Three undergraduate certificate sites, meanwhile, were approved for Georgia and one for Florida. The Georgia sites will meet at the Columbus Baptist Association in Columbus, Ga., Liberty Baptist Church, Fayetteville, Ga., and Family Life Missionary Baptist Church in Jonesboro, Ga. The new Florida site will meet at Parkview Baptist Church, Gainesville, Fla.
NOBTS President Chuck Kelley, speaking after the trustee meeting, reiterated the seminary's commitment to accessible education. He said that new initiatives like the M.Div. flexibility track, the removal of the "on-campus" requirements and the teaching sites are all designed to give students more options.

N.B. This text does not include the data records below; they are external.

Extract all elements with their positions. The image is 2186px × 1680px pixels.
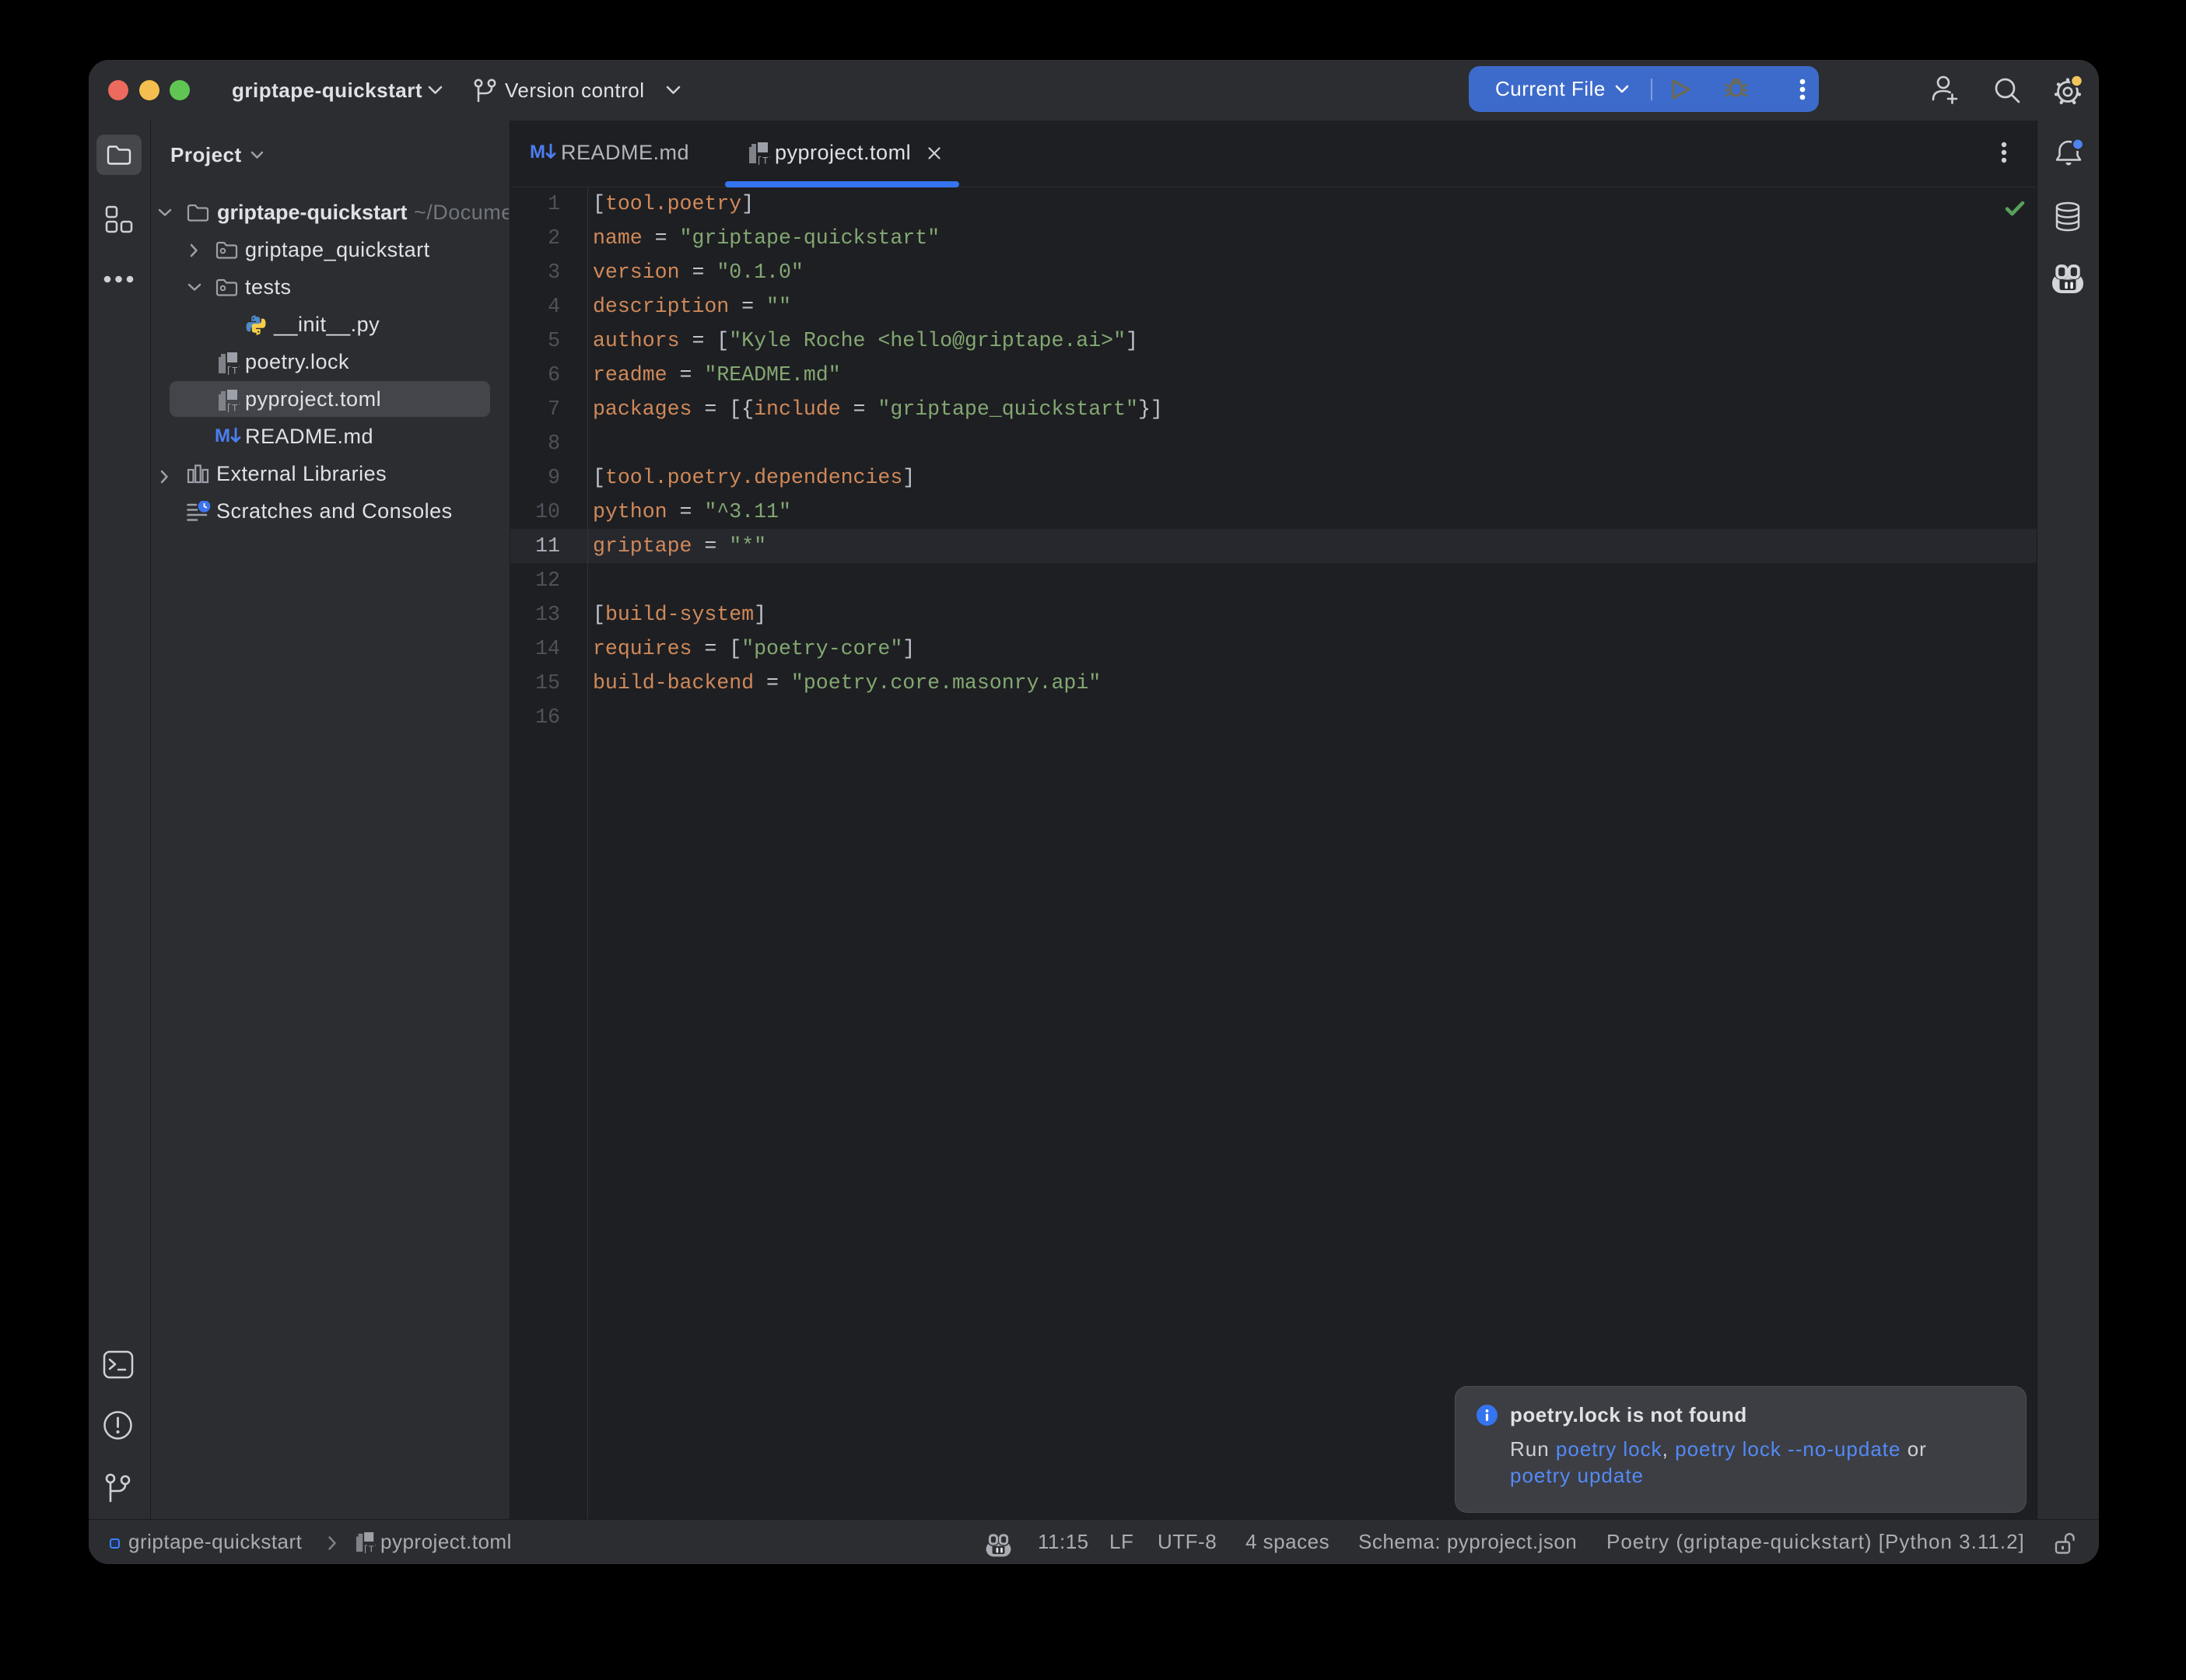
svg-text:[T]: [T]	[757, 156, 771, 166]
svg-text:[T]: [T]	[363, 1545, 376, 1554]
svg-text:[T]: [T]	[226, 366, 240, 376]
svg-text:[T]: [T]	[226, 404, 240, 413]
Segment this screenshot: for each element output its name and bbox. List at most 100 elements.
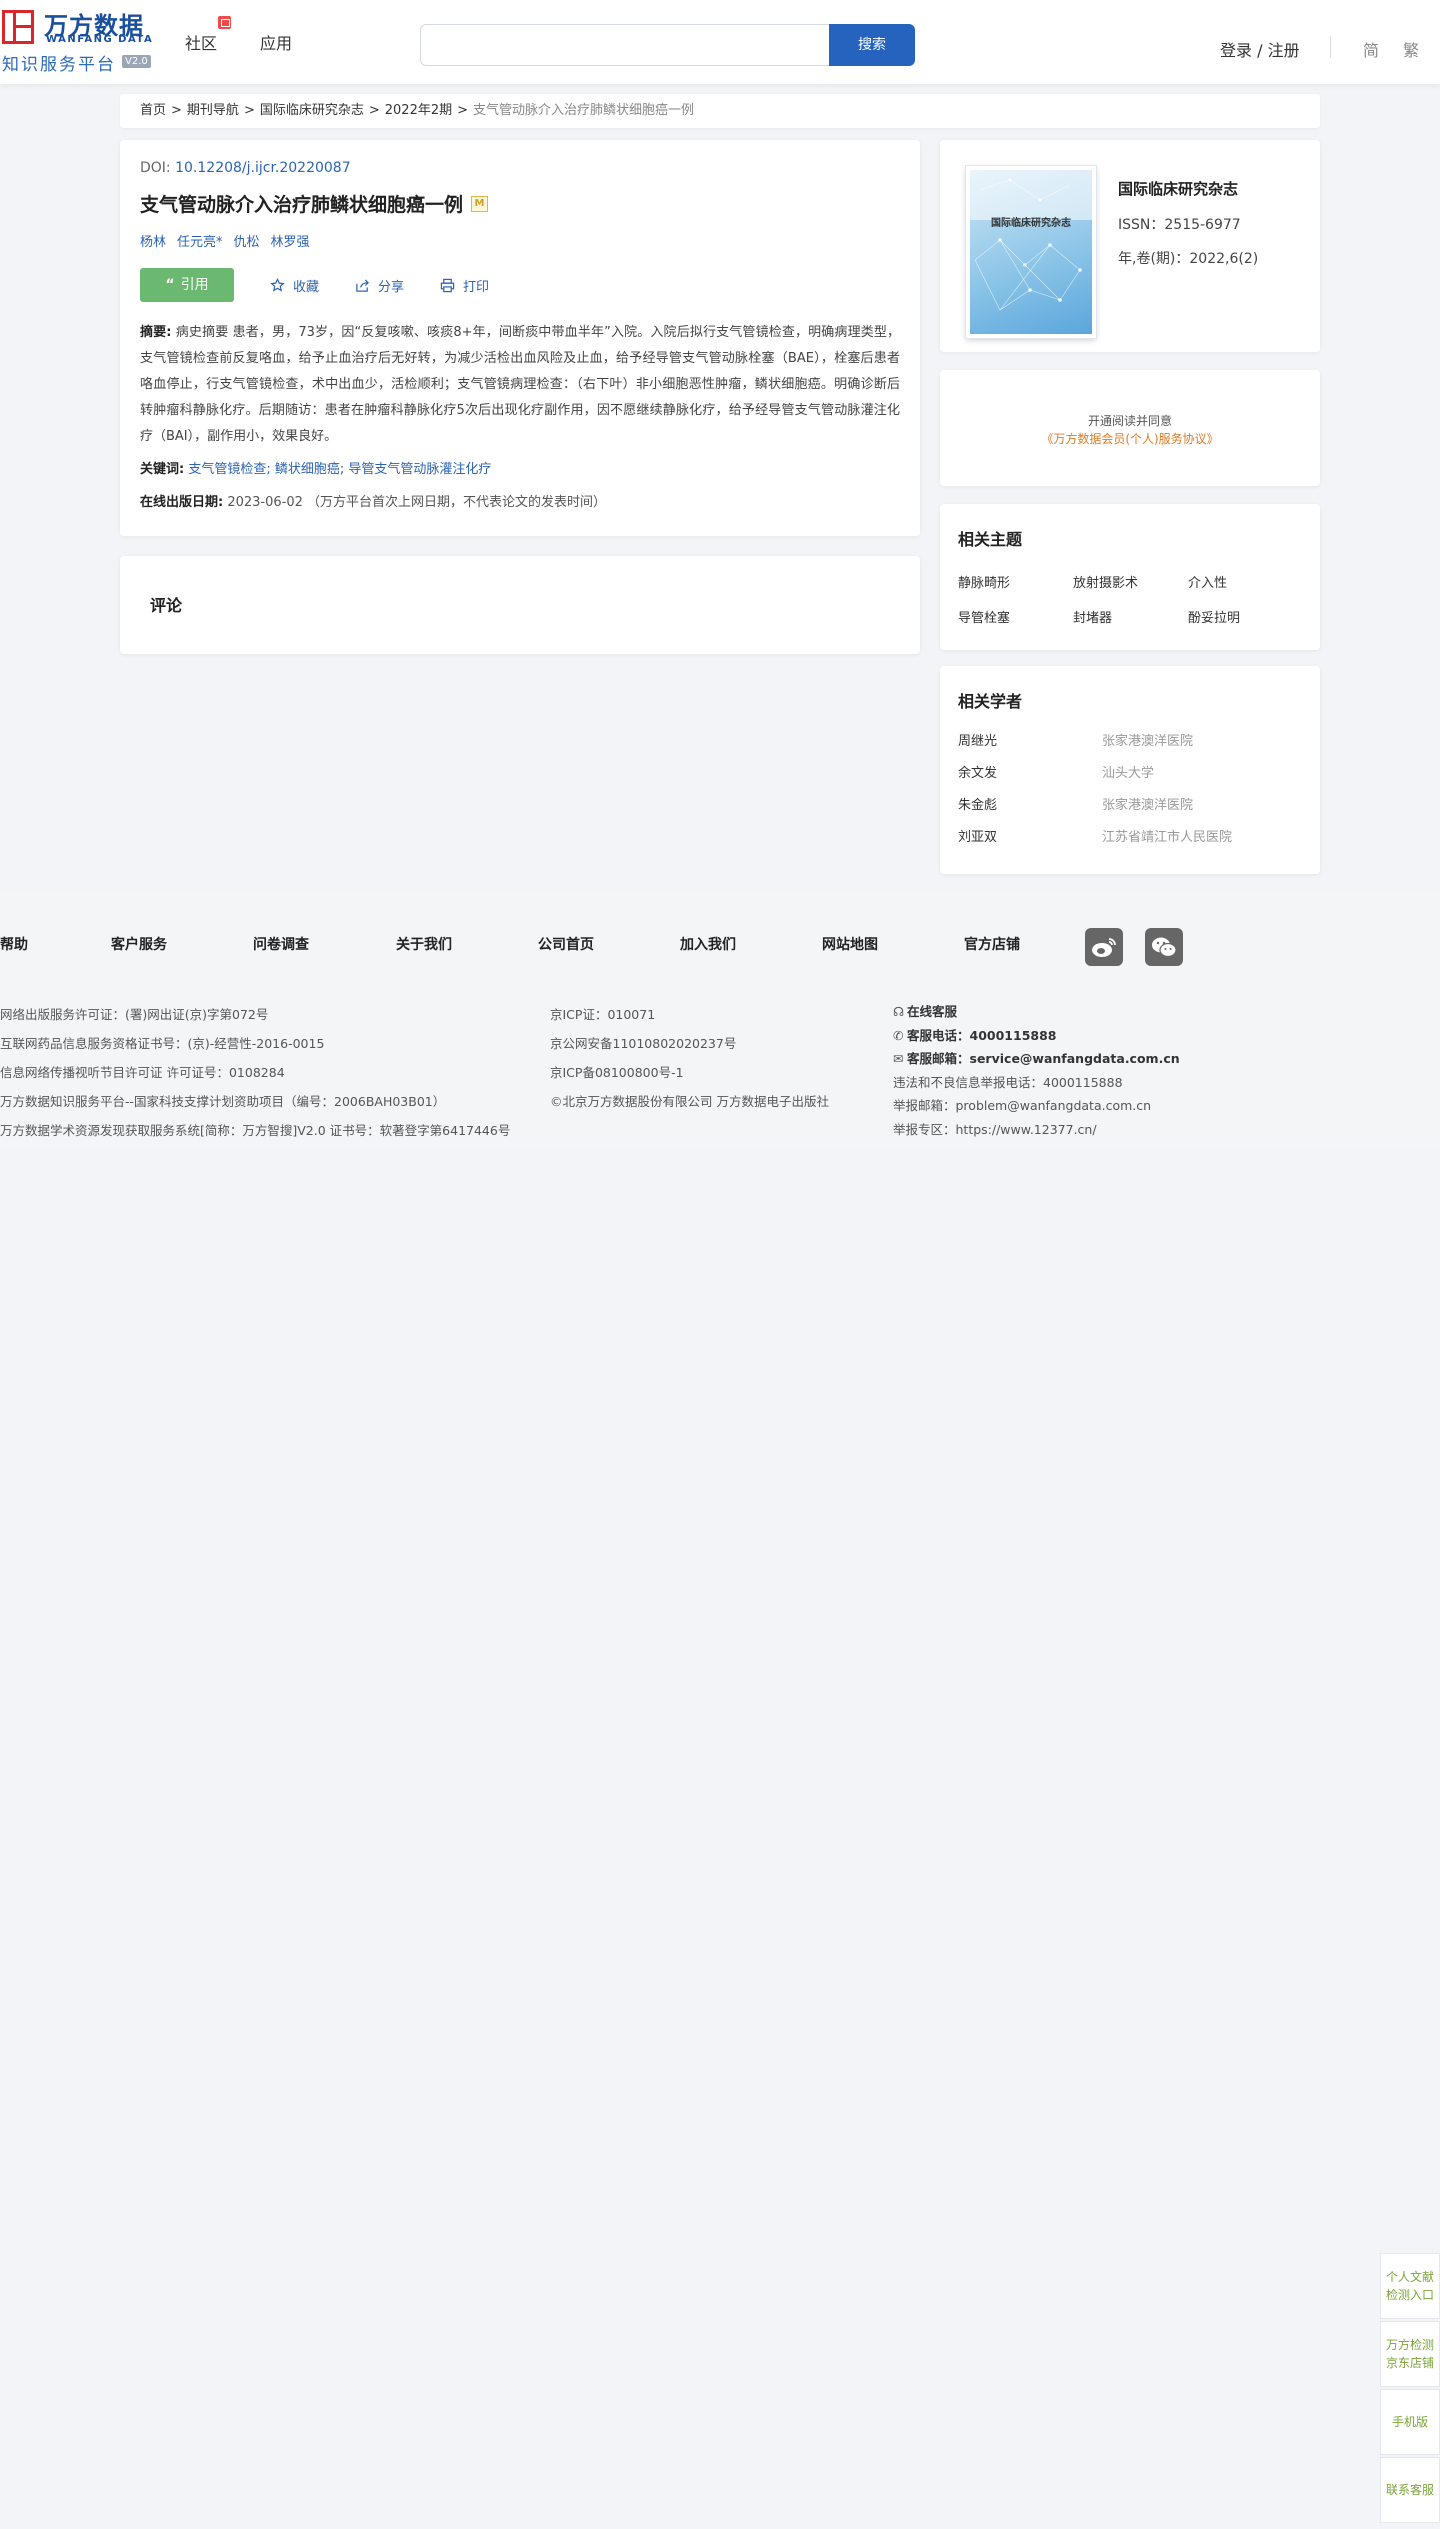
login-register-link[interactable]: 登录 / 注册: [1220, 37, 1300, 61]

"We are trying to make it possible for any student to fit theological education into their place in life and their calling from God," Kelley said. "They will be able to flow from one form of theological education to another without penalty or extra barriers."
Trustees approved the following faculty rank promotions:
-- David Lema, from assistant professor to associate professor of theology and missions (ministry-based) in Leavell College, also serving as director of the south Florida extension center.
-- Jeff Nave, from associate professor to professor of psychology and counseling, also serving as director of testing and counseling.
-- Jim Parker, from associate professor to professor of biblical interpretation, also serving as associate vice president of facilities and executive director of the Mike and Sara Moskau Institute of Archaeology.
-- Donna Peavey, from associate professor to professor of childhood education.
-- Loretta Rivers, from associate professor to professor of social work.
-- Greg Woodward, from assistant professor to associate professor of conducting, occupying the Lallage Feazel Chair of Church Music and serving as director of choral programs and chairman of the division of church music ministries. Woodward was also granted tenure.
In other action, trustees:
-- approved a $22.9 million budget.
-- approved a plan to relocate the main entrance of the campus to facilitate increased traffic flow on Gentilly Boulevard after the opening of the new Walmart adjacent to NOBTS. Seminary Place, the current entrance gate will close and the main entrance will move to the existing gate in front of the Hardin Student Center.
-- reelected Tom Harrison, executive pastor at Broadmoor Baptist Church in Shreveport, La., as trustee chairman, Dan Wilson, professor of biblical studies at California Baptist University, as vice chair and Marsha Dyess of Maurepas, La., as secretary-treasurer.
Gary Myers is director of public relations for New Orleans Baptist Theological Seminary.